I am semi-sorta pondering purchasing a tube amp setup for my bedroom. Most likely I will be powering a pair of Insignia Bookshelf speakers from Best Buy (they have been the rage among internet budget audiophiles and I love the way they sound). 

Anyway, I found that Parts Express has a tube amp for $748. Here is the link:

http://www.partsexpress.com/pe/showdetl.cfm?&Partnumber=306-100

Can anyone who has heard or owns this amp tell me what they think of it? Any problems? Sound quality? 

I saw the unit at the Audio Fest Show in Denver yesterday on the Parts Express table, and on the exterior it looks nice. But it wasn't hooked up and so I did not have a chance to audition it. I love the way tubes sound but have never owned one. $750 would be about the absolute max I would be willing to spend on a bedroom unit. 

Thanks!


----------



## JCD (Apr 20, 2006)

I haven't heard that particular amp, but I'm sure it's fine..

However, I think your putting the horse ahead of the cart by buying an amp for $799 to use with speakers that cost ~$60. I think you'd do just as fine with any ole stereo receiver you can lay your hands on.

Now, if you wanted to own a tube setup just for sake of the sexy tubes, that'd be different. You might want to look for some used Dynaco amps -- I'd imagine you kind find some for less than the $799 at PartsExpress and their "classic". 

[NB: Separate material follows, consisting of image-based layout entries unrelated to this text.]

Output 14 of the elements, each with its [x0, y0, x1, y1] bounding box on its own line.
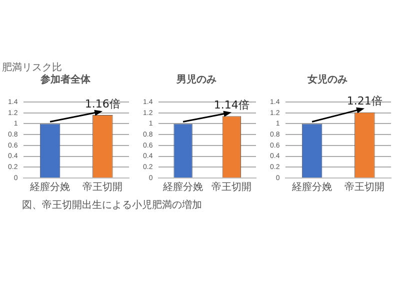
- x-tick-label: 帝王切開: [212, 180, 252, 193]
- x-tick-label: 帝王切開: [344, 180, 385, 193]
- chart-title: 参加者全体: [40, 74, 92, 86]
- x-tick-label: 経膣分娩: [29, 180, 70, 193]
- text: 図、帝王切開出生による小児肥満の増加: [22, 198, 202, 212]
- chart-title: 女児のみ: [306, 74, 348, 86]
- chart-title: 男児のみ: [176, 74, 216, 86]
- annotation: 1.14倍: [214, 98, 250, 112]
- x-tick-label: 経膣分娩: [291, 180, 332, 193]
- x-tick-label: 帝王切開: [82, 180, 123, 193]
- y-axis-title: 肥満リスク比: [2, 62, 62, 74]
- x-tick-label: 経膣分娩: [162, 180, 204, 193]
- annotation: 1.16倍: [84, 97, 120, 110]
- annotation: 1.21倍: [346, 94, 382, 108]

But if you do that, I'd also recommend upgrading your speakers. It'd still be kinda silly to spend that kind of $$ on an amp when they'll be driving $60 speakers. Not that the Insignia's are bad -- they've got a great reputation for a audiophile speaker on the cheap -- but my rule of thumb is 70%/30% for speaker/electronics budgeting.

JCD


----------



## jackfish (Dec 27, 2006)

You could get a Jolida demo or used for about that price and have a known quantity. Sounds like you do need different speakers to complement a tube amplifier. Why not get a Sonic Impact T-Amp? It would seem to be a better match for those inexpensive and compromised speakers.


----------



## bobgpsr (Apr 20, 2006)

It really helps to have highly efficient speakers (+ 98 dB SPL) if your really want to go tube amp. High power solid state amps allowed lower efficiency speakers to be used. The output transformer with its saturation is the real fidelity destroyer for tube amps. Those amps which avoided them did best but that made them very expensive. Then there are high impedance electrostatic speakers which matched well with tube amps.


----------